If there has been any time in human history where technological advances in computing have come as fast and furious as they have recently, we’re not aware of it and likely you aren’t either. What comes with so much promise also comes with some level of trepidation for people, but that has always been the case with any type of game-changer advance that’s been seen in human society. A.I. is a great example where we wouldn’t even think about slowing the speed of change it is promising but at the same time most of us hope this doesn’t go sideways in any regard.
But one aspect of this where the potential positive ramifications absolutely must be encouraged is with making better use of data. This is something that any Canadian web hosting provider will be able to relate to, and here at 4GoodHosting we are no different. We understand the magnitude and potential for data management, but can also relate to a lot of shortcomings in how this data is understood and utilized properly.
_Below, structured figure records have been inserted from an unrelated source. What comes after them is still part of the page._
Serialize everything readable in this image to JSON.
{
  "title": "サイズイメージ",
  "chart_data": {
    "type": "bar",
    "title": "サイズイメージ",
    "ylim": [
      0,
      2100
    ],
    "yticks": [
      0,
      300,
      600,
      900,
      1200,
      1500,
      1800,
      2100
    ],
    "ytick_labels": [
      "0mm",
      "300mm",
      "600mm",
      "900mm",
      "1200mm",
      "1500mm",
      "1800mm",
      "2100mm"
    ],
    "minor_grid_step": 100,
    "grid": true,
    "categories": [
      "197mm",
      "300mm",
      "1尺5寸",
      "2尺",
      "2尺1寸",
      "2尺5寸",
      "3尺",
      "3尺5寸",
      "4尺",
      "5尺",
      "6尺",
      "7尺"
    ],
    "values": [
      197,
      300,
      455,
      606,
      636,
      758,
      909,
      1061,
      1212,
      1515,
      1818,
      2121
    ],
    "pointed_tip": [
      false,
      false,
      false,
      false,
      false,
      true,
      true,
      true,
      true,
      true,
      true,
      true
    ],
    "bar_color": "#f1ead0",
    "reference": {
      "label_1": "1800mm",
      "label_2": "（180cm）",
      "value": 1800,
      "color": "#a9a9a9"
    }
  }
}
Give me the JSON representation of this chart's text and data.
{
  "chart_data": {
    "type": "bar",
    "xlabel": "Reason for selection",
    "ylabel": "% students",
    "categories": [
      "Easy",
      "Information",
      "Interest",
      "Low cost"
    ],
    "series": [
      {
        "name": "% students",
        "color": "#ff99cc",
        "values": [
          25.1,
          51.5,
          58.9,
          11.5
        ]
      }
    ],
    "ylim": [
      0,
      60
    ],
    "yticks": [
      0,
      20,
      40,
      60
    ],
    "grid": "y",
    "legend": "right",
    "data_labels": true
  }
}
Which leads us to the topic at hand here today. Advances in AI research have made it so that the use of computer algorithms to differentiate patterns from noise in data is entirely possible, and we now have open-source software and many data scientists streaming into the field. All of this leads to the belief that computer science, statistics, and information technology can lead to a successful AI project with useful outcomes. Teaching humans to think like AI will have value, but will have more of it is teaching AI to understand the value of humans.
Deep – and Deeper – Learning for Neural Networks
One of the most notable ways deep learning neural networks are being put to use is in healthcare, and specifically with more accurately predicting health outcomes. What we are seeing now is state-of-the-art AI algorithms for predicting health outcomes fairly accurately. This could be for whether a patient should be readmitted to the hospital following a surgery, or any number of other very significant decisions that can be better made by AI and its modeling as compared to what a doctor might advise.
While it is true that the deep learning models performed better than some standard clinical models, they still came up short in regards to logistic regression, a widely used statistical method. This suggests that AI learning does have limitations, but it seems the consensus those limitations are a) not significant enough to scale back deployment, and b) likely addressed in future advances with the technology.
Use of AI in healthcare is a great example of how the technology projects, so we’ll stick with it for now. There are indeed limitations, and to address them the early days of this roll out had the readers harmonizing all the data and feeding it into a deep learning algorithm before endeavouring to make sense of it. Some factors that may not be useful for clinical intervention weren’t included, and primarily because they can’t be changed.
The factors that were prioritized for incorporation into neural network architecture were the ones that would improve the performance and the interpretability of the resulting predictive models. Still, until recently there was less of a focus on how all of this would work when dealing with the human operation end of the equation, and that’s where the focus needs to be now.
Advantage to Human Side of AI
Human involvement with an AI project needs to start with a programmer or engineer formulating the question the AI is to address. Let’s say right off the bat that AI will not be able to master this anytime soon. It will require depth, breadth, and synthesis of knowledge of different kinds and AI simply isn’t there yet. Imaging what is missing or what is wrong from what is known is – at least for now - very difficult for modern AIs to do.
Humans are also needed for knowledge engineering. This part of it has been important in the AI field for decades and the current focus is on domain-specific knowledge in the right format to the AI. Reason being so that it doesn’t need to start from scratch when solving a problem. As powerful as AI can be, we should remember that humans have an ability to synthesize knowledge that far exceeds what any computer algorithm can do. That right there is the crux of why valuable human input and reciprocal learning is going to be absolutely essential if AI is going to do what we hope it will.
As AI moves ever forward in being a big part of our lives, it is important to remember that users and those who stand to benefit from it have a key role to play in the data science process attached to the development of it. Done right it will improve the results of an AI implementation and reduce the potential for harm or misuse.